The well-known geometric series identity $$1+x+x^2+\cdots+x^k=\frac{x^{k+1}-1}{x-1}$$ holds for all $x\ne1$ and positive integers $k$.
Now consider a real function $f(x)\ne1$ that satisfies $$1+f(x)+f(f(x))+\cdots+f^{k}(x)=\frac{f^{k+1}(x)-1}{f(x)-1}$$ for all $x\in[a,b]$ where $f^{k+1}(x)=f(f^k(x))$ and $a,b$ are real numbers such that $a<b$.
Does such an $f\not\equiv0$ exist for each $k$?
For example, the case $k=1$ is easy as we have $$1+f(x)=\frac{f(f(x))-1}{f(x)-1}\implies f(x)^2=f(f(x))\implies f(x)=x^2$$ for all $x\in[-(1-\epsilon),1-\epsilon]$ with $0<\epsilon<1$.
It is also straightforward to prove for even $k$ since $f(x)=-x$ for all $x\ge0$ yields $$1+(-x+x)+\cdots+(-x+x)=\frac{-x-1}{-x-1}$$ which is true, so the cases where $k\ge3$ is odd remain.
Simply generalizing your construction, let $\zeta=\exp(2\pi i/n)$, so $\zeta+\zeta^2+\cdots+\zeta^n = 0$ (for $n \geq 2$, anyway). Set $f(x) = \zeta x$, so $f^k(x) = \zeta^k x$. Now for any $m \in \Bbb{Z}_{\geq 0}$, $$\begin{align*} 1+f(x)+f^2(x)+\cdots+f^{mn}(x) &= 1 + (\zeta x + \zeta^2 x + \cdots + \zeta^n x) + \cdots + (\zeta x + \cdots + \zeta^n x) \\ &= 1 \\ &= \frac{\zeta^{mn+1} x - 1}{\zeta x-1} \\ &= \frac{f^{mn+1}(x) - 1}{f(x) - 1}. \end{align*}$$
Hence any factorization $k=mn$ gives rise to a solution.

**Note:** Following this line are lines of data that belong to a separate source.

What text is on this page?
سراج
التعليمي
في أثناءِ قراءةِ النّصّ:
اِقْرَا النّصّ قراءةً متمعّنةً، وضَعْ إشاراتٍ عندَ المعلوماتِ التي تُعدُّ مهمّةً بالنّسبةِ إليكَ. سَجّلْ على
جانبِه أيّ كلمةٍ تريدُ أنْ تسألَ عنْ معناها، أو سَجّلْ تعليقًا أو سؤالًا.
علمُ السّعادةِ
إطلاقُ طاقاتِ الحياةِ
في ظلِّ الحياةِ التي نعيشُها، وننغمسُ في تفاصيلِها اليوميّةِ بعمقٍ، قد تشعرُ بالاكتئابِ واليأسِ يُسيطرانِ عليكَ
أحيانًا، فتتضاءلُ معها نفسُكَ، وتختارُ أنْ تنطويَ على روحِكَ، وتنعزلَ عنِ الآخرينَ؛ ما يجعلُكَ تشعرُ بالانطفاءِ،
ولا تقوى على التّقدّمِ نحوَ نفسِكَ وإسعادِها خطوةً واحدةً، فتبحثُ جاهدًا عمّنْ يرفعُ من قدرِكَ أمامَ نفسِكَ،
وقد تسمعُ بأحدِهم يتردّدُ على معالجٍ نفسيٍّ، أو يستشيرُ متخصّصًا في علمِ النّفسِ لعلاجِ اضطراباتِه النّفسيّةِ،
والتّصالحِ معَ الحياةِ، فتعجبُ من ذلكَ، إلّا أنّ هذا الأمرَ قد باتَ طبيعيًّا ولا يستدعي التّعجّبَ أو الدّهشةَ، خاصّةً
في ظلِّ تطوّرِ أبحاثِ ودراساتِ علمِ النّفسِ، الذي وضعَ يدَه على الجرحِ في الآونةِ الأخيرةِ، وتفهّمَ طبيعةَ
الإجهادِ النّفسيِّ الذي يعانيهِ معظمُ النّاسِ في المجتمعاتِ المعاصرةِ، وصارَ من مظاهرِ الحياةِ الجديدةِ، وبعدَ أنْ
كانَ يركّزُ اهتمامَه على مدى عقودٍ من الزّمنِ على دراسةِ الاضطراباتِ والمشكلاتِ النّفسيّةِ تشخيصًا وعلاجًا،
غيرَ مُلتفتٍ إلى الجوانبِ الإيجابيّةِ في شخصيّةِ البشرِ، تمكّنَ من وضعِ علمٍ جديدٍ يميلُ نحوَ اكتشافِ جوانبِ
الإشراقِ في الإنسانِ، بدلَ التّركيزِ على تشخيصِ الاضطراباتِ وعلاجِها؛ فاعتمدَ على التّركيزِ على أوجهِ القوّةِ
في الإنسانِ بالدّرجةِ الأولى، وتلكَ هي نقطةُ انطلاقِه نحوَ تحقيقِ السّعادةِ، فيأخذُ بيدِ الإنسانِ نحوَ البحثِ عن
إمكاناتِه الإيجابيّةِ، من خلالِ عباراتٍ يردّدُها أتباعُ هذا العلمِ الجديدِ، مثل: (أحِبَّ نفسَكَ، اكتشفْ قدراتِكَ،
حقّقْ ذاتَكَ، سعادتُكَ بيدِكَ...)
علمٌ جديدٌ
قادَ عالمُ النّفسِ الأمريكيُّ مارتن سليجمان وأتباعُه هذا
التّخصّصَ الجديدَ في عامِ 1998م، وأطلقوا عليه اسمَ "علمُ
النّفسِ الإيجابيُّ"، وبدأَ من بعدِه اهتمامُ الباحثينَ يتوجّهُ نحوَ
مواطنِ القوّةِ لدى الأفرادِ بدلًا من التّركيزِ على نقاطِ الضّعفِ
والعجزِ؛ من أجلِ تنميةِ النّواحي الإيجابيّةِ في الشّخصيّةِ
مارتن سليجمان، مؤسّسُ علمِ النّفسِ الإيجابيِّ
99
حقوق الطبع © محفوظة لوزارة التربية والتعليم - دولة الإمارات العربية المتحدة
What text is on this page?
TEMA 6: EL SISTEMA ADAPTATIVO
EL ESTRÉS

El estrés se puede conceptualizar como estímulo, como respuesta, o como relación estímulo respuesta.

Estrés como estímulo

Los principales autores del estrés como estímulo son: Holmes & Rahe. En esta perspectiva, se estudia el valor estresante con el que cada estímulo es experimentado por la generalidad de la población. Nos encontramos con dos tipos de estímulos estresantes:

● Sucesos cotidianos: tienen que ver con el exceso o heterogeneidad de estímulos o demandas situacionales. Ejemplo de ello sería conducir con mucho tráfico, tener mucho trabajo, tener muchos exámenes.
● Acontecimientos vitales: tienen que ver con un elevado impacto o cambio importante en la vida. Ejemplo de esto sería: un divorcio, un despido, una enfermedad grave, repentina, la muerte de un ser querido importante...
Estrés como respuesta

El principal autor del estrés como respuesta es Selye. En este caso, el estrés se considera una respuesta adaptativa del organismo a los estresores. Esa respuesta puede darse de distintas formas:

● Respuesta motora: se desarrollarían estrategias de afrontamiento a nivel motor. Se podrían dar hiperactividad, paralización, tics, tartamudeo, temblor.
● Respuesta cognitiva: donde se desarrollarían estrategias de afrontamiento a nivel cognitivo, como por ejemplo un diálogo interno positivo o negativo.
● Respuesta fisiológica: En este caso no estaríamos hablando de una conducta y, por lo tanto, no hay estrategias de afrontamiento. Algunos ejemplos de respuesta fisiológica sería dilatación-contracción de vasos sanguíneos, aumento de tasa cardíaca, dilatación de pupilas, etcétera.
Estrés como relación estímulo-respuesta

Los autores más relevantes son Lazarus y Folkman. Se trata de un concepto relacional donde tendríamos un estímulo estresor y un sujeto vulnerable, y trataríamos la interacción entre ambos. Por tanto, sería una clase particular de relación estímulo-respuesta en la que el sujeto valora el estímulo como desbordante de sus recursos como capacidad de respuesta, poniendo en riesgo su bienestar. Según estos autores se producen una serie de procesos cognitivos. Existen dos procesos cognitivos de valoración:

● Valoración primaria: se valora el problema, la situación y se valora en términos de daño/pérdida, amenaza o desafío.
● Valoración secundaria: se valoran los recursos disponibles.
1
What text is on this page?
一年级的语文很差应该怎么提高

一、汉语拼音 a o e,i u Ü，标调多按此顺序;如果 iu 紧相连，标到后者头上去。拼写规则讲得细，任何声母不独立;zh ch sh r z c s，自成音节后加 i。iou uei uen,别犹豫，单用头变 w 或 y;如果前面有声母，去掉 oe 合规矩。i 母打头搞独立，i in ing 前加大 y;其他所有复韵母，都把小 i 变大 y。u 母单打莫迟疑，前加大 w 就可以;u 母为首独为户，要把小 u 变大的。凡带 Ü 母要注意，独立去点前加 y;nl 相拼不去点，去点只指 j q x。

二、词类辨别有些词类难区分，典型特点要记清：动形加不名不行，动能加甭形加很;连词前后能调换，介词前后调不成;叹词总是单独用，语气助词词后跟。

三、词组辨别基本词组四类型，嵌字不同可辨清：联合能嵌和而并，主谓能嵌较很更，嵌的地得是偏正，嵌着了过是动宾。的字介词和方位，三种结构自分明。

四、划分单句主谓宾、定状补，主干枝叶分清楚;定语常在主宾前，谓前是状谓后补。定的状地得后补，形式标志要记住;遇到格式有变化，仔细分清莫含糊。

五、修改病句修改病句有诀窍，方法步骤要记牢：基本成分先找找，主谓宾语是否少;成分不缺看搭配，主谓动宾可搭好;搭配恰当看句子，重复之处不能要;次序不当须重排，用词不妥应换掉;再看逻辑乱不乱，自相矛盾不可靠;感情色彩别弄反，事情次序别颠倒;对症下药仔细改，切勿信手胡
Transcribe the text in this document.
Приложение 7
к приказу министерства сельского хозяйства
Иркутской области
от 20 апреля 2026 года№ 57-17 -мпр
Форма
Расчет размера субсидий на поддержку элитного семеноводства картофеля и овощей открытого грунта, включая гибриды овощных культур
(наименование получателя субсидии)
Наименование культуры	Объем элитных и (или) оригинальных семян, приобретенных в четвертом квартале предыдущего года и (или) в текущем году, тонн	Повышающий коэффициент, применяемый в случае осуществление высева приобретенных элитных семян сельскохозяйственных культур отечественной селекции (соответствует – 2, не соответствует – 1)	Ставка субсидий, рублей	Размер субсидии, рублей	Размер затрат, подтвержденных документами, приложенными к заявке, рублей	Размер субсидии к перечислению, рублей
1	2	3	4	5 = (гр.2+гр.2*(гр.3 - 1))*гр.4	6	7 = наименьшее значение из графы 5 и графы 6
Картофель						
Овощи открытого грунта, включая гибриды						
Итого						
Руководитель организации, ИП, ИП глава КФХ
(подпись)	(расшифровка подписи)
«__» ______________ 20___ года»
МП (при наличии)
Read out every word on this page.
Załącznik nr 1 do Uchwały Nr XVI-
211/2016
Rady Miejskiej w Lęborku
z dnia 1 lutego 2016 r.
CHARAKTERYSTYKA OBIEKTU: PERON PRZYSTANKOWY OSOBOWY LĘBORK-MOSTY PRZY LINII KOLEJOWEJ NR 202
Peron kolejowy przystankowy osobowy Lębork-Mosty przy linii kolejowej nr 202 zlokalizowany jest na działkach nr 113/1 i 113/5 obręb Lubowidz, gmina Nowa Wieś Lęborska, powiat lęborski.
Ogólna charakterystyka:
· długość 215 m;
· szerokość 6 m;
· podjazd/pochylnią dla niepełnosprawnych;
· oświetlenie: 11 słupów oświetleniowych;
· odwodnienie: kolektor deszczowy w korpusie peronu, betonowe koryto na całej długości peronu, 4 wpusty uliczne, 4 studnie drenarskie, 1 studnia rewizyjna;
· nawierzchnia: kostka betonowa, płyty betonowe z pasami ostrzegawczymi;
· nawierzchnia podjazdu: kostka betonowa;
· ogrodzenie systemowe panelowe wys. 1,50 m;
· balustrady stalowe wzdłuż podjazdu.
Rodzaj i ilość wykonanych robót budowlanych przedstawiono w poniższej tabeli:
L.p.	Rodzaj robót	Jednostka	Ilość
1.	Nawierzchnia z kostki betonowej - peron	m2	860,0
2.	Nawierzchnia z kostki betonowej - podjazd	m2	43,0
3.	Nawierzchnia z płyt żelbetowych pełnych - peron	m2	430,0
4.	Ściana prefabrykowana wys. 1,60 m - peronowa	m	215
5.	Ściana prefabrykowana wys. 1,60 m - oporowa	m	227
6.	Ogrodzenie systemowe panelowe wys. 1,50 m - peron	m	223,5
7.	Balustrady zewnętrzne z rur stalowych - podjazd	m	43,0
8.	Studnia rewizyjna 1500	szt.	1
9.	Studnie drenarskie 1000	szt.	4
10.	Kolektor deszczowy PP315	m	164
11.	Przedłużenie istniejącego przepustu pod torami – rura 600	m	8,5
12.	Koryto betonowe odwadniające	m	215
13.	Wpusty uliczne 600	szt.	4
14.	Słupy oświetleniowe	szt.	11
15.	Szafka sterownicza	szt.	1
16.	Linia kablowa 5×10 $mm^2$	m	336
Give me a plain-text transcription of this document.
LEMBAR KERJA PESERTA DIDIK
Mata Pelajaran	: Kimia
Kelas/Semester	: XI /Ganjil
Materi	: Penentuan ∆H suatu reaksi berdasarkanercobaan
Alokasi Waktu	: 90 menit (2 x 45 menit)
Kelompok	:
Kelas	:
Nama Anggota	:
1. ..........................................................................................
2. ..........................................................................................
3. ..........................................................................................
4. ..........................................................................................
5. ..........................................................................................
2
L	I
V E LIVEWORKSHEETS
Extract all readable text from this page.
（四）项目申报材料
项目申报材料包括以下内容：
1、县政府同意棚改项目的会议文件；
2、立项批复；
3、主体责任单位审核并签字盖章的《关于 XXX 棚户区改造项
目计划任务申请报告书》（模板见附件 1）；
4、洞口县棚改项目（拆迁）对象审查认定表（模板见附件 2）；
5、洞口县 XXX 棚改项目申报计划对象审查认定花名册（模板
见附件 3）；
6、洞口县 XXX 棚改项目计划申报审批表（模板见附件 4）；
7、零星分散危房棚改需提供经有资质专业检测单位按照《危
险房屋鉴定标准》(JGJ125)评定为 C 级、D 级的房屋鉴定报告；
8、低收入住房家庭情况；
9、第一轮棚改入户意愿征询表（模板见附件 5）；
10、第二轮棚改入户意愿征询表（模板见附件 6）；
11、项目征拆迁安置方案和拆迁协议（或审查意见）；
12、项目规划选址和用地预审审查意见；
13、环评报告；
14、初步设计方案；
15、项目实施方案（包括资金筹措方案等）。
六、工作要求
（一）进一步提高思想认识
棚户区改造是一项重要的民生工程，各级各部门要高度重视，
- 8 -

I entirely agree with Martin R's comment that it's quite unnatural to use $1$ rather than $f^0(x) = \mathrm{id}(x) = x$.
Edit to avoid complex numbers: By the same argument, any $n$-periodic function whose average over each orbit is $0$ will work. This thread gives some inspiration to construct such a function. Namely, pick Hamel bases for $\mathbb{R}$ and $\mathbb{R}^2$ and let $g \colon \mathbb{R} \to \mathbb{R}^2$ be a $\mathbb{Q}$-linear isomorphism. Let $\phi_n \colon \mathbb{R}^2 \to \mathbb{R}^2$ be rotation by $2\pi/n$, so $\phi_n + \phi_n^2 + \cdots + \phi_n^n \equiv 0$. Then $f = g^{-1} \circ \phi_n \circ g$ is $\mathbb{Q}$-linear, $f^n = \mathrm{id}$, and $f + f^2 + \cdots + f^n \equiv 0$.